Mas até por isso não se justificaria a investigação sobre os casos Eduardo Azeredo e Fundacentro?
Não, até porque, relativamente ao episódio da campanha de 1998, ninguém apontou a utilização de dinheiro público. Se é uma questão de caixa dois, ótimo: que se recorra à Justiça Eleitoral e que a Procuradoria Eleitoral faça a investigação necessária e julgue. Nós estamos investigando corrupção no governo Lula.
Numa autocrítica, que erros a oposição tem cometido nesta crise?

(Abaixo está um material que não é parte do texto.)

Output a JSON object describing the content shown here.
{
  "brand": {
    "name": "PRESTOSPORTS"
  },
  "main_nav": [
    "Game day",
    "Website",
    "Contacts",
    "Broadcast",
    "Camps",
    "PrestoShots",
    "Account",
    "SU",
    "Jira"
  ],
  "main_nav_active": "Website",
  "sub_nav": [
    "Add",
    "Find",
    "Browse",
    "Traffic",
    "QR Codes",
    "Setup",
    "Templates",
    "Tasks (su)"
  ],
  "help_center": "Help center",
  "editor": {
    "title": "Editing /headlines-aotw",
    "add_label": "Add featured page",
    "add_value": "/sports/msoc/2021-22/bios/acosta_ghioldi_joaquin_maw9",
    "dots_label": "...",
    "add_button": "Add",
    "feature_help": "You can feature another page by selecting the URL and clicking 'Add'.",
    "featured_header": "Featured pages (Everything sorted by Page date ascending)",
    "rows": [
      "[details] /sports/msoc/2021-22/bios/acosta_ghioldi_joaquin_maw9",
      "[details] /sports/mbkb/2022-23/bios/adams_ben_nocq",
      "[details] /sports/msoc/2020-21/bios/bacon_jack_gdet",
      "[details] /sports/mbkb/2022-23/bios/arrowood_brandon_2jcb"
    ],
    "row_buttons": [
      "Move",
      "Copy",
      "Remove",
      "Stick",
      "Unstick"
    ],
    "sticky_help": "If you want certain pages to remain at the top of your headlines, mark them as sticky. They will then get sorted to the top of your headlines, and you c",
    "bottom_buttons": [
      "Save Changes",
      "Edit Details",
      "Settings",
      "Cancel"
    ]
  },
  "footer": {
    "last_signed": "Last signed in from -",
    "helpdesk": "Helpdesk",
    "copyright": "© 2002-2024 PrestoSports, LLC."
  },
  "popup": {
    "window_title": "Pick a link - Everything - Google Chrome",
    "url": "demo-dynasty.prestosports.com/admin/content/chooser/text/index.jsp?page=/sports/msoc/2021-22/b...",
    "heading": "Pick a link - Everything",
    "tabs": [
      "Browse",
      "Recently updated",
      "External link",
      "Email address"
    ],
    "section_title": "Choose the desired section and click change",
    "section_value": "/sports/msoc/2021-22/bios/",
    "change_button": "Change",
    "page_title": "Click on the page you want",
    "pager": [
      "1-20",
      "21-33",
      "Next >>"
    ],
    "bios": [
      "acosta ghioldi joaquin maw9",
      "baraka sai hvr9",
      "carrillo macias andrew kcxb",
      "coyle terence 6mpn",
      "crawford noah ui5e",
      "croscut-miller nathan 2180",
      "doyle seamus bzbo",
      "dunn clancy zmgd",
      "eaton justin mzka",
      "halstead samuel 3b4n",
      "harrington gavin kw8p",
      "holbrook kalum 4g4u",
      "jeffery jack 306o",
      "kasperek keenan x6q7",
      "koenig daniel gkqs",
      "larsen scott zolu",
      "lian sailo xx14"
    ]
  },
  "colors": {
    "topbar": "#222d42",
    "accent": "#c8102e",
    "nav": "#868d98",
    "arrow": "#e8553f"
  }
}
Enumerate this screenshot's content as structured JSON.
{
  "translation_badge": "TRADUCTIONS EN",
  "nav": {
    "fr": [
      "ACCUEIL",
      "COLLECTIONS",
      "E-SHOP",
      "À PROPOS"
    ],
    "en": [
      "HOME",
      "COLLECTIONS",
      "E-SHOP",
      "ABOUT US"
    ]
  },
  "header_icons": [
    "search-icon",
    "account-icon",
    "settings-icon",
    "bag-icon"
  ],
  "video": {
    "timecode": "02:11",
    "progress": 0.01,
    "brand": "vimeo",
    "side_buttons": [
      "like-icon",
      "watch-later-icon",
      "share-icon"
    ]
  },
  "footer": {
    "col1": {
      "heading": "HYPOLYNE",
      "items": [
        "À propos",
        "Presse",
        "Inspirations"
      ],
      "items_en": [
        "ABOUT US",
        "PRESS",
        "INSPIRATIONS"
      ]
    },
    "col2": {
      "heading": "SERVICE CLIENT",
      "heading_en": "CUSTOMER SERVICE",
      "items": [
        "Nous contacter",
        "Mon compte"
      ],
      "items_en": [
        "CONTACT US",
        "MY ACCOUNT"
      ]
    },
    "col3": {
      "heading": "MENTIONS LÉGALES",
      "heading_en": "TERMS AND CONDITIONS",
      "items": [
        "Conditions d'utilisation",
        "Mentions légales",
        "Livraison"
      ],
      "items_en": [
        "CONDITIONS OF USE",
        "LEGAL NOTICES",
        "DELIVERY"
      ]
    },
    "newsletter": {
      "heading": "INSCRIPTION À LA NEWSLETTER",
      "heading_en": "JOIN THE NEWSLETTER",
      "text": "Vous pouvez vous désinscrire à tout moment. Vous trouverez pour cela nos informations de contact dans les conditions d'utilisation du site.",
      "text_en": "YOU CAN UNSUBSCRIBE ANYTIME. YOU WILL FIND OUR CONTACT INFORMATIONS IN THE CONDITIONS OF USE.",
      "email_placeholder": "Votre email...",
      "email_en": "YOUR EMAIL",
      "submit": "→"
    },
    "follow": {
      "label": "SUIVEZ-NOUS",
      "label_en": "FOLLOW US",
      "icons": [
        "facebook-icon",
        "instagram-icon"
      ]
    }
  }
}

Os erros são inevitáveis, até porque, na turbulência política em que nos encontramos, é impossível acertar sempre. Um momento importante que não aproveitamos devidamente foi o depoimento do Duda Mendonça, quando ele forneceu os elementos necessários para discutirmos o impeachment do presidente. Houve uma posição de paralisia dada a gravidade do momento. É evidente que a instalação de um processo de impeachment depende essencialmente de vontade popular.
Mas até que ponto a CPMI ainda pode chegar?
Acredito que o trabalho dela é mostrar, com maior clareza, a origem dos recursos. Além de mostrar a origem e o caminho da origem até o destino, apontar com bastante coragem as pessoas responsáveis, os arquitetos do plano e os operadores do sistema, que é a conseqüência dessa relação promíscua Executivo-Legislativo, envolvendo alguns partidos e muitos políticos. O governo Lula se constituiu num corruptor com capacidade de envolver muita gente. Certamente, não vamos alcançar todos os envolvidos, mas muitos deles.
Quem é o grande responsável por esse esquema?
Foi o sonho do projeto de poder a longo prazo. A idealização não foi de uma única pessoa, mas de um grupo. Um grupo de arquitetos formado a partir do presidente da República, passando pelo José Dirceu, mas envolvendo outras lideranças mais afinadas com o presidente. Aí vêm José Genoino, Delúbio Soares, Waldomiro Diniz, Marcelo Sereno, Sílvio Pereira, Luiz Gushiken, um grupo que convivia no interior do partido e depois no interior do governo com o privilégio de circular com facilidade em todos os ministérios.